No obstante, cuando levantó la vista al cielo y respiró profundamente notó que se había producido un cambio, aunque la temperatura no hubiera bajado.

En el exterior, el ambiente no podía ser más distinto al que se respiraba durante el día. Los oficinistas y trabajadores habían dado paso a la gente de la noche, que se dividía en tres grupos: los que se divertían; las personas como su madre, que deseaban vivir de otro modo; y finalmente, los que vivían siempre al filo por propia elección, porque les gustaba aquella forma de vida.

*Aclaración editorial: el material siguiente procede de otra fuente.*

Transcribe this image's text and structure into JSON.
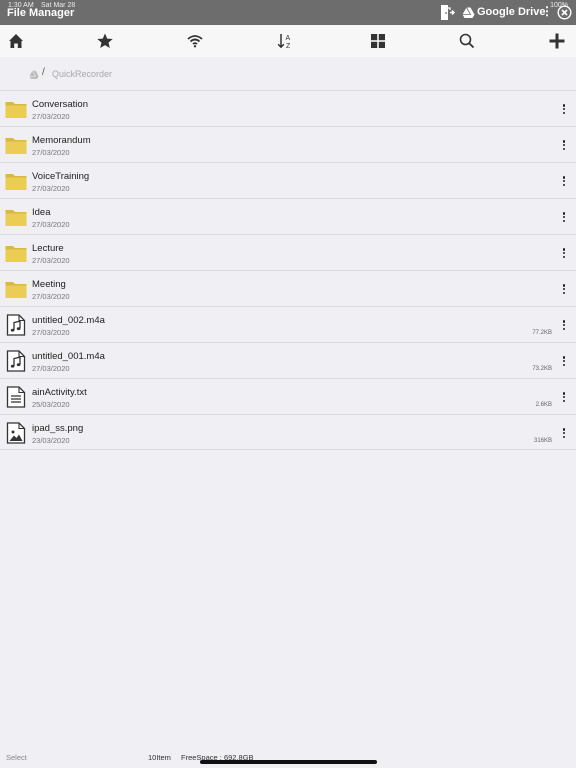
{
  "status_bar": {
    "time": "1:30 AM",
    "date": "Sat Mar 28",
    "battery": "100%"
  },
  "header": {
    "title": "File Manager",
    "cloud_label": "Google Drive",
    "more": "⋮"
  },
  "toolbar": {
    "icons": [
      "home-icon",
      "star-icon",
      "wifi-icon",
      "sort-az-icon",
      "grid-view-icon",
      "search-icon",
      "plus-icon"
    ]
  },
  "breadcrumb": {
    "separator": "/",
    "folder": "QuickRecorder"
  },
  "files": [
    {
      "name": "Conversation",
      "date": "27/03/2020",
      "size": "",
      "type": "folder"
    },
    {
      "name": "Memorandum",
      "date": "27/03/2020",
      "size": "",
      "type": "folder"
    },
    {
      "name": "VoiceTraining",
      "date": "27/03/2020",
      "size": "",
      "type": "folder"
    },
    {
      "name": "Idea",
      "date": "27/03/2020",
      "size": "",
      "type": "folder"
    },
    {
      "name": "Lecture",
      "date": "27/03/2020",
      "size": "",
      "type": "folder"
    },
    {
      "name": "Meeting",
      "date": "27/03/2020",
      "size": "",
      "type": "folder"
    },
    {
      "name": "untitled_002.m4a",
      "date": "27/03/2020",
      "size": "77.2KB",
      "type": "audio"
    },
    {
      "name": "untitled_001.m4a",
      "date": "27/03/2020",
      "size": "73.2KB",
      "type": "audio"
    },
    {
      "name": "ainActivity.txt",
      "date": "25/03/2020",
      "size": "2.6KB",
      "type": "text"
    },
    {
      "name": "ipad_ss.png",
      "date": "23/03/2020",
      "size": "316KB",
      "type": "image"
    }
  ],
  "footer": {
    "select_label": "Select",
    "item_count": "10Item",
    "free_space": "FreeSpace : 692.8GB"
  },
  "colors": {
    "header_bg": "#6d6d6d",
    "folder": "#e6c84a",
    "background": "#efeff4"
  }
}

Al fondo se oía una canción triste. Santos procuraba evitar los lugares por los que pasaba su madre y tenía cuidado de que nadie lo reconociera, porque no quería que le contaran lo que hacía por las noches.

Poco tiempo después, cuando pudo ver el colegio a lo lejos, empezó a andar más despacio. Aquel vecindario era tan conflictivo que resultaba más conveniente tomarse las cosas con tranquilidad. Había policías por todas partes, y siempre sospechaban de cualquier joven que corriera o que sencillamente anduviera demasiado deprisa.

Santos se dirigió hacia la parte trasera del colegio. Miró a su alrededor para asegurarse de que nadie lo veía y se introdujo en el recinto entre unos arbustos. Como siempre, una de las ventanas estaba abierta. En cuanto entró, oyó las risas de sus amigos, que ya habían llegado.

Una cerilla se encendió. Sobresaltado, Santos se dio la vuelta. Scout, uno de sus amigos, se encontraba en una esquina.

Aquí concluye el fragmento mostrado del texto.